Australian musical theatre needs to embrace more diverse casting, taking a lead from the diversity rules announced last week for the Academy Awards, says director and composer Mathew Frank.
Frank, head of music at the Showfit musical theatre course, music director on La Cage aux Folles and Drowsy Chaperone and co-writer of My Brilliant Career, says Australian theatre is at least 20 years behind the US, where even the most recent Billy Bigelow was black.
"Until we can all be on an even playing field, we’ll be behind," Frank says.
"We need to support those who haven’t had the leg-up that comes with white privilege, and it’s imperative we install similar supportive measures."
The call comes as a leading musical theatre scholarship faces a backlash from announcing an overwhelmingly white list of 30 semi-finalists. The Rob Guest Endowment, which awards a $50,000 prize to the annual winner to help develop their career, has delayed an announcement of the six finalists which was due on Friday.
The semi-finalist announcement last month was called a "whitewash" in an open letter by performer Hayden Tee, who blamed a "total lack of diversity on your selection committee and board", adding this was no reflection on the talent of the semi-finalists.

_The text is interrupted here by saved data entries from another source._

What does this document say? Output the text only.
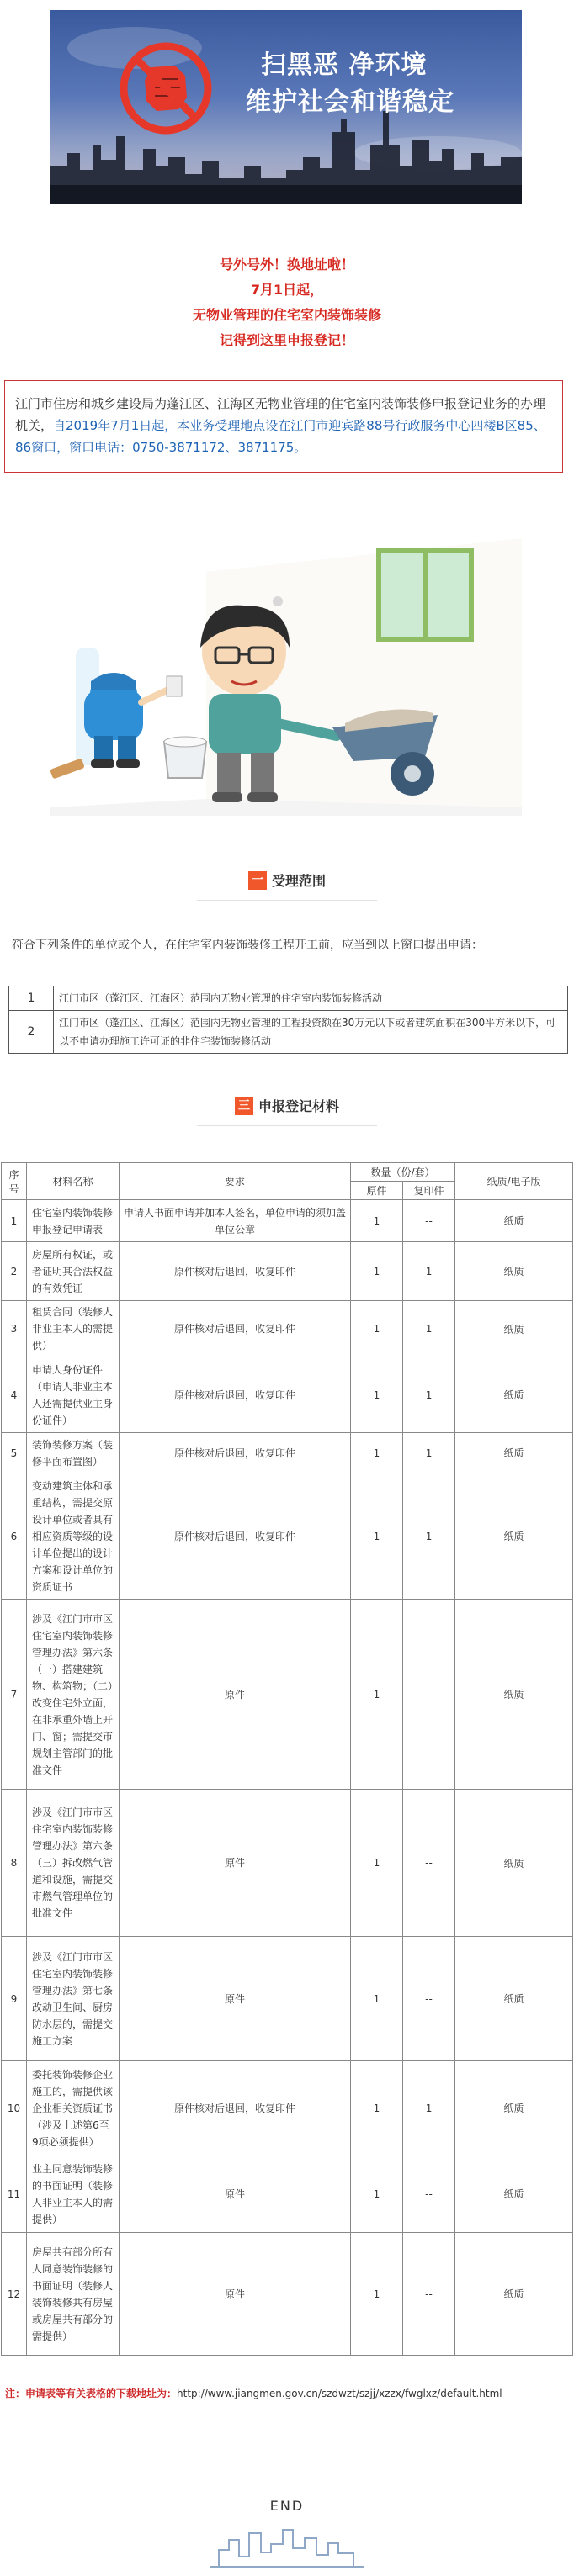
扫黑恶 净环境
维护社会和谐稳定
号外号外！换地址啦！
7月1日起，
无物业管理的住宅室内装饰装修
记得到这里申报登记！

江门市住房和城乡建设局为蓬江区、江海区无物业管理的住宅室内装饰装修申报登记业务的办理机关，自2019年7月1日起，本业务受理地点设在江门市迎宾路88号行政服务中心四楼B区85、86窗口，窗口电话：0750-3871172、3871175。

一 受理范围
符合下列条件的单位或个人，在住宅室内装饰装修工程开工前，应当到以上窗口提出申请：
1	江门市区（蓬江区、江海区）范围内无物业管理的住宅室内装饰装修活动
2	江门市区（蓬江区、江海区）范围内无物业管理的工程投资额在30万元以下或者建筑面积在300平方米以下，可以不申请办理施工许可证的非住宅装饰装修活动
三 申报登记材料
序号	材料名称	要求	数量（份/套）		纸质/电子版
			原件	复印件	
1	住宅室内装饰装修申报登记申请表	申请人书面申请并加本人签名，单位申请的须加盖单位公章	1	--	纸质
2	房屋所有权证，或者证明其合法权益的有效凭证	原件核对后退回，收复印件	1	1	纸质
3	租赁合同（装修人非业主本人的需提供）	原件核对后退回，收复印件	1	1	纸质
4	申请人身份证件（申请人非业主本人还需提供业主身份证件）	原件核对后退回，收复印件	1	1	纸质
5	装饰装修方案（装修平面布置图）	原件核对后退回，收复印件	1	1	纸质
6	变动建筑主体和承重结构，需提交原设计单位或者具有相应资质等级的设计单位提出的设计方案和设计单位的资质证书	原件核对后退回，收复印件	1	1	纸质
7	涉及《江门市市区住宅室内装饰装修管理办法》第六条（一）搭建建筑物、构筑物；（二）改变住宅外立面，在非承重外墙上开门、窗；需提交市规划主管部门的批准文件	原件	1	--	纸质
8	涉及《江门市市区住宅室内装饰装修管理办法》第六条（三）拆改燃气管道和设施，需提交市燃气管理单位的批准文件	原件	1	--	纸质
9	涉及《江门市市区住宅室内装饰装修管理办法》第七条改动卫生间、厨房防水层的，需提交施工方案	原件	1	--	纸质
10	委托装饰装修企业施工的，需提供该企业相关资质证书（涉及上述第6至9项必须提供）	原件核对后退回，收复印件	1	1	纸质
11	业主同意装饰装修的书面证明（装修人非业主本人的需提供）	原件	1	--	纸质
12	房屋共有部分所有人同意装饰装修的书面证明（装修人装饰装修共有房屋或房屋共有部分的需提供）	原件	1	--	纸质
注：申请表等有关表格的下载地址为：http://www.jiangmen.gov.cn/szdwzt/szjj/xzzx/fwglxz/default.html
END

Director Richard Carroll said it was the Endowment's "job to initiate outreach and headhunt talent... please acknowledge the unconscious bias we all carry".
On Wednesday RGE issued a statement saying it accepted "unreservedly that the leadership committee should have done more to ensure that contestants in the competition were drawn from a much more diverse cross section of emerging theatre performers".
It apologised for its "omissions and failures" and announced it would move to have a minimum 20 per cent "BIPOC and diverse" representation in its leadership committee and judging panel, and a 20 per cent minimum of future semi-finalists would be "drawn from a diverse array of entrants including Indigenous Australians and people of colour".
Also this week, the Artists of Colour Initiative founded by Tarik Frimpong launched a scholarship competition to support six young theatre performers based in Australia who identify as black, Indigenous or of colour. Judging panel member Kurt Kansley said growing up in Australia in the '80s and '90s, "I hardly saw anyone who looked like me being represented on stage or behind the scenes in the theatre".
"I had to work harder than my peers, who came from caucasian backgrounds, to be seen and taken seriously," he said.
The initiative has so far raised more than $10,000 in donations for the prizemoney.
Performer Melanie Bird would prefer to focus on her exceptional voice and promising career but says lately she’s been thinking more about her Thai heritage.
"I never saw myself as a person of colour and I always thought I could play any role," Bird says.
"It wasn’t until I entered the world of musical theatre that I became much more aware of it. It’s a systemic issue here because we’re used to seeing a certain look for lead roles but Australia is very diverse and that should be reflected in any media."
Born and raised on the Mornington Peninsula, Bird, 20, was one of many budding musical theatre performers who entered the Rob Guest Endowment.
The song she submitted with her entry, Waiting For Life from Once On This Island, gained her entry to the Victorian College of the Arts but she chose to enrol in Showfit so she could attend auditions and have an agent.
"It was a bit discouraging to see the announcement of finalists but I didn’t want to say anything because I was afraid I’d be seen to be exploiting my heritage but it was the first thing I noticed when I saw the announcement," she says.
"It makes me upset for my friends who are even more ethnic than I am and I’d love the situation to change. I feel the audience suspends disbelief in the theatre anyway and it’s the producers’ responsibility to cast people of colour in a variety of roles, in the way that Hamilton does.
"Musical theatre in Australia needs to catch up with Broadway. The attitude here of just being defensive is not the way to go."
The problem is not just at the start of performers' careers. While musicals such as Barbara and the Camp Dogs, The Sapphires and Hamilton are written to be diverse, "people interpret the classics as being sung and looking a certain way but we have to get over that", Frank says.
"We’re in 2020, so we should ask, 'what is our take on this story and who do we see when we walk down the street, so why don’t we see those people on our stages?'
"It’s exciting and revitalises the art form to make it more accessible to different communities where this may not have been part of their cultural landscape."
Australian theatre producer Damien Hewitt notes that Broadway and the West End also have issues to overcome regarding race.
"What organisations are calling for in the US and in London is not just about casting — it’s about the whole management system, asking who are the people making the casting decisions, who are the casting agents, the producers?" Hewitt says.
"We’re in the midst of getting the industry up and running, so there’s an opportunity for fresh starts and making sure our cultural institutions are well represented throughout."
Theatre has already made strides in this area, with Zahra Newman in Wake in Fright, Paula Arundell as Hermione in Harry Potter and the Cursed Child and Zindzi Okenyo in An Ideal Husband, but musicals are slower to catch up.
"It’s an issue we need to tackle," Hewitt says.
"We don’t want to be seen by international creatives as the territory at the bottom of the world where we don’t think this is an issue and become irrelevant."